One of Echols' attorneys, Dennis Riordan, said that even though the three men were freed, they are determined to clear their names.
"Because they did not commit the crimes, obviously someone else did, and it is their intention as well as the intention of their lawyers to obtain and present either the courts, Gov. Beebe, or his successor, precisely the kind of evidence that will justify a full pardon based on a finding of actual innocence," Riordan told The Associated Press by phone from San Francisco.
The bodies of three 8-year-old boys -- Michael Moore, Steve Branch and Christopher Byers -- were found in a West Memphis ditch, naked and hogtied, in May 1993. Police had no leads until they received a tip that Echols had been seen covered in mud on the night of the boys' disappearance.

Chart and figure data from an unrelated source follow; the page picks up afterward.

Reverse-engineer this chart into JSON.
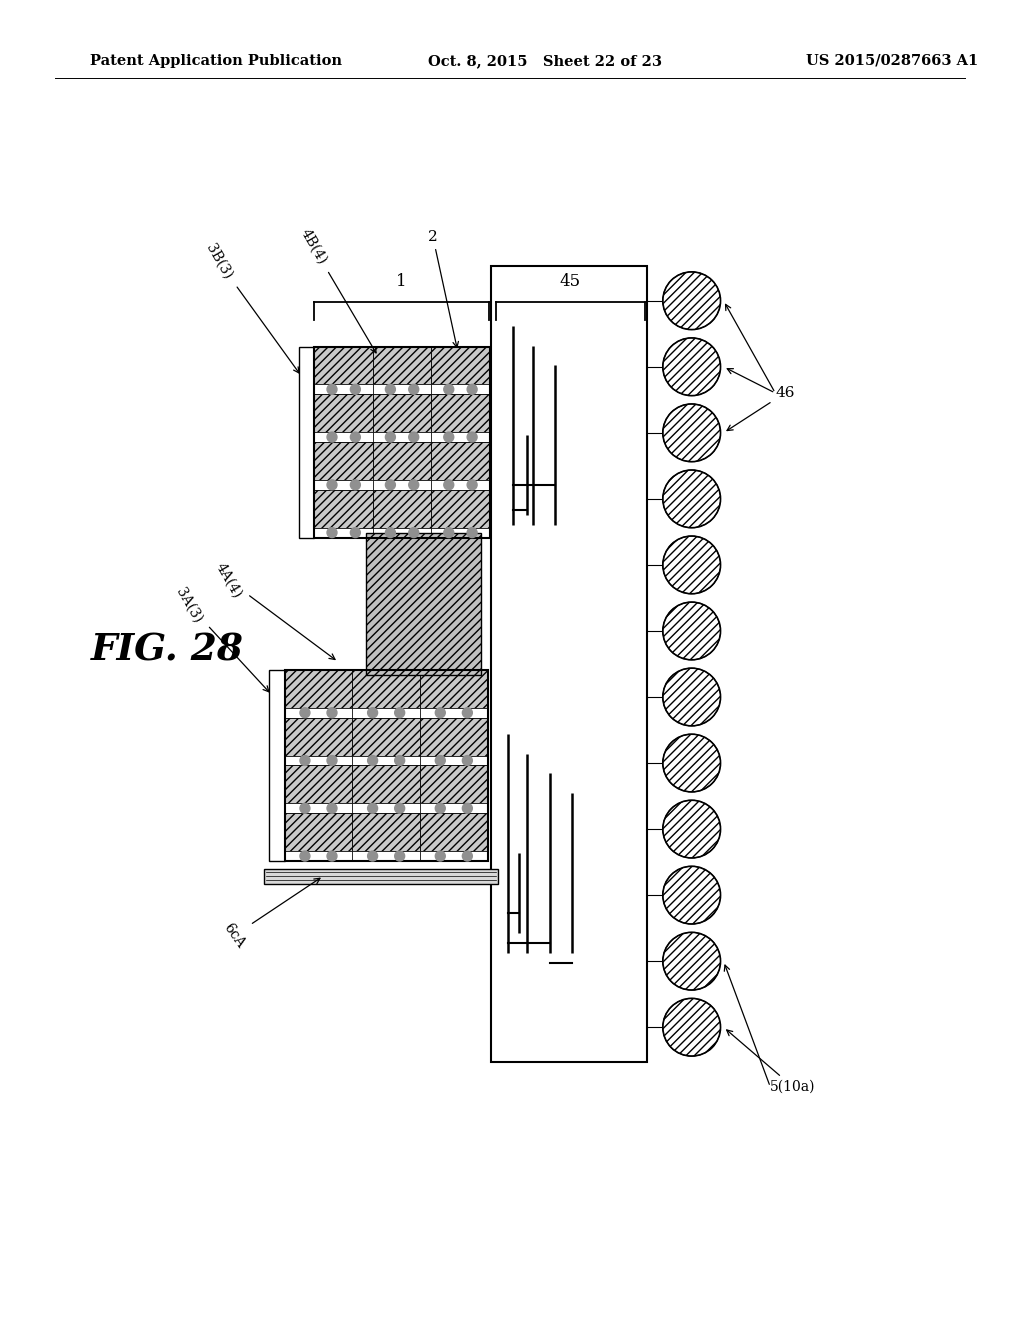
{
  "header_left": "Patent Application Publication",
  "header_center": "Oct. 8, 2015   Sheet 22 of 23",
  "header_right": "US 2015/0287663 A1",
  "fig_label": "FIG. 28",
  "bg_color": "#ffffff",
  "label_1": "1",
  "label_45": "45",
  "label_46": "46",
  "label_2": "2",
  "label_3B3": "3B(3)",
  "label_4B4": "4B(4)",
  "label_4A4": "4A(4)",
  "label_3A3": "3A(3)",
  "label_5_10a": "5(10a)",
  "label_6cA": "6cA"
}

The big break came when Misskelley unexpectedly confessed and implicated the other two, describing sodomy and other violence.
Misskelley, then 17, later recanted, and defense lawyers said he got several parts of the story wrong.
But the three were convicted. Misskelley was sentenced to life in prison plus 40 years, Baldwin got life without parole and Echols was slated to die.
Doubts about the evidence against the trio threatened to force prosecutors to put on a new trial, which Ellington said would be "practically impossible" to win nearly two decades later. All three were freed Friday following a swiftly arranged plea deal. Their original convictions were set aside and the men pleaded guilty to lesser charges in exchange for sentences of the 18 years they'd already served. As part of a rare legal maneuver called an Alford plea, the men were allowed to maintain their claims of innocence. Beebe said he was surprised by the deal, but would not say whether he agreed with the arrangement. "I don't have all the facts they had. I wasn't involved in the facts they had, so I'm not going to second guess," he said. Before the three were released, Beebe had dismissed the idea of pardoning them or commuting their sentences. In 2007, he said their supporters would be better served seeking their freedom through the courts, rather than his office.